Now, thinking this through even more, there is an advantage to allocating out
of the thread pool.  The buckets are automatically free'd when the pool (thread)
goes away.  We also get the advantage that in perchild, when the thread dies,
all of the buckets for that thread are free'd immediately, without any special

> > I am not sure about using the value from apr_thread_current to do this.
> > That function just returns a tid from the OS, so it unlikely to be really
> > useful.  The core should just use the thread id, which can be retrieved
> > cleanly from the conn_rec->id field, using AP_CHILD_THREAD_FROM_ID.
> Okay, you've convinced me that we don't need this _list_find() thing.
> Therefore we also don't need the _create_in() stuff.  We can just expect
> the caller to pass us a number unique to that thread.  We can always give
> them the hint that apr_os_thread_current() is one way to create a number
> unique to each thread in the documentation, of course, though we should
> also mention that they probably just want to find that unique number once
> and cache its value somewhere.  Single-threaded apps can of course just
> use 0 or some other constant; it's better to let the caller decide that
> than for us to do it and base the decision on whether APR_HAS_THREADS or
> not.  For instance, in prefork we could always use a constant number, but
> apr-util has no way to know that prefork won't ever have buckets in more
> than one thread since APR is still threaded.


> > That will be faster, because we don't need to call into the thread libs,
> > and it is more likely to work cleanly.
> Yep.  My intention (even when we were talking about using sms's) was
> always that this 'key' in whatever form it takes would get stashed in the
> conn_rec.  It's convenient that the id is already in there... though you
> can't quite use AP_CHILD_THREAD_FROM_ID, because that macro returns two
> numbers separated by a comma.  Just the second half of it is
> what we want (that's c->id%HARD_THREAD_LIMIT for mpmt MPM's, c->id for
> spmt MPM's, and 0 for prefork), but we'd have to make a new macro to get
> just the second half.

Or, we could just use the c->id % size_of_array.  Because we are going to
always create the array with the HARD_THREAD_LIMIT, we will be safe.
We will need to seriously document that, but conceptually it will work for non-
httpd programs, assuming they don't do something screwy.

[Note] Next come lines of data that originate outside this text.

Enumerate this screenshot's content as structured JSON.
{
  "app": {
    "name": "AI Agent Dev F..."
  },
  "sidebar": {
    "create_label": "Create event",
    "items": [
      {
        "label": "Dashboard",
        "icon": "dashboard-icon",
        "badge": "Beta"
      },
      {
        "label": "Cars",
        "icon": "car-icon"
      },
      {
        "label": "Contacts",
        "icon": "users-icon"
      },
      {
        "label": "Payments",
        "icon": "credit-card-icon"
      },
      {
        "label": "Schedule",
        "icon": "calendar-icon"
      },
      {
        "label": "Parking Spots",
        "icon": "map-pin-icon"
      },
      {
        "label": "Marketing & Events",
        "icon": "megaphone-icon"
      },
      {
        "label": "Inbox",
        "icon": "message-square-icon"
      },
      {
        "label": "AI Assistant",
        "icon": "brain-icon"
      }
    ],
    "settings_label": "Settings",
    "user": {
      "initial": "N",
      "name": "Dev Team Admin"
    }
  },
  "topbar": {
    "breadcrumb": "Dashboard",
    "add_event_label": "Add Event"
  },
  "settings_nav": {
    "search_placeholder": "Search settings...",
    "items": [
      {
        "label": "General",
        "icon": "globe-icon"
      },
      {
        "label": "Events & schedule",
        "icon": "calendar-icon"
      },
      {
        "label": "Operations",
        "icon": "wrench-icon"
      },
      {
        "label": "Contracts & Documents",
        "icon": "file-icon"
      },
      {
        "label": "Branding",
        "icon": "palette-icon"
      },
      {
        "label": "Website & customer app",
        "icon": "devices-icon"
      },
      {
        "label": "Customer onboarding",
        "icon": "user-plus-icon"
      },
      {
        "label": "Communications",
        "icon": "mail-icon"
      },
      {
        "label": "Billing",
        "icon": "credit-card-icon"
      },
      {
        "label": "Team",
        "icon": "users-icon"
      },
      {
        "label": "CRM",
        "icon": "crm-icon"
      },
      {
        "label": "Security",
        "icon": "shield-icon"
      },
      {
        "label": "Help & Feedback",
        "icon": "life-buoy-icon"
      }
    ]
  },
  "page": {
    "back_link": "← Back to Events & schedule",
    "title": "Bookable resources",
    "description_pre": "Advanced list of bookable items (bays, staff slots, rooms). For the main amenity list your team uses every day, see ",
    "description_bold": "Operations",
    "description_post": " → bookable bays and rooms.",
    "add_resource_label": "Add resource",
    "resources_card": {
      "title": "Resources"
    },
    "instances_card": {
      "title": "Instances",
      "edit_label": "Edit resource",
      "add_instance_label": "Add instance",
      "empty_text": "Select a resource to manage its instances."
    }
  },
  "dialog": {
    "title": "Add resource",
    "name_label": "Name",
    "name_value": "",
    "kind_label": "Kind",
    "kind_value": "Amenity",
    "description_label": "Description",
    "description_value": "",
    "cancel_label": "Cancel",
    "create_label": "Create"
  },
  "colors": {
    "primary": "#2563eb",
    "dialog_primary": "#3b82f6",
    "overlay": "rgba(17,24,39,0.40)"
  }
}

> My only question is this: if we use a static array, then we expect the
> caller to pass us an index basically; a number between 0 and num_threads.
> Fine.  But what if num_threads isn't constant?  What if in some
> application it's hard to determine the index from what information you do
> have (thread ID) for some reason?  Something in the back of my mind tells
> me we might have to use a hash table instead of a static array so that we
> can account for cases like this, even though a hash table would be less
> efficient.  The extra benefit would be that the key the caller gives us
> can really be any value at all, as long as that value is unique to that
> thread.  They don't have to worry about shoehorning the value into the
> range 0..num_threads.  I fear that if we use a static array we're tying
> this too closely to httpd, and more than that to current MPM's for httpd.
> Thoughts?

By definition, every thread in an MPM can be identified by a unique ID.  If we
have a dynamic thread MPM (perchild), then we create the array with 
HARD_THREAD_LIMIT slices.  I don't think this is a problem, because the c->id
must be unique across processes, so as long as we key off of that value, we are
safe. In order to do that, we will waste a little bit of space by always allocating
HARD_THREAD_LIMIT slices in the array.

> PS: Why is conn_rec->id a long and not an APR type?

No reason to use an APR type.  We just a number that can store max_child_proc *
max_threads.  We could most likely use an int and be perfectly safe.

I think I answered all of the issues above.  If you have any questions, let me 
know, I'll be on-line most of the evening.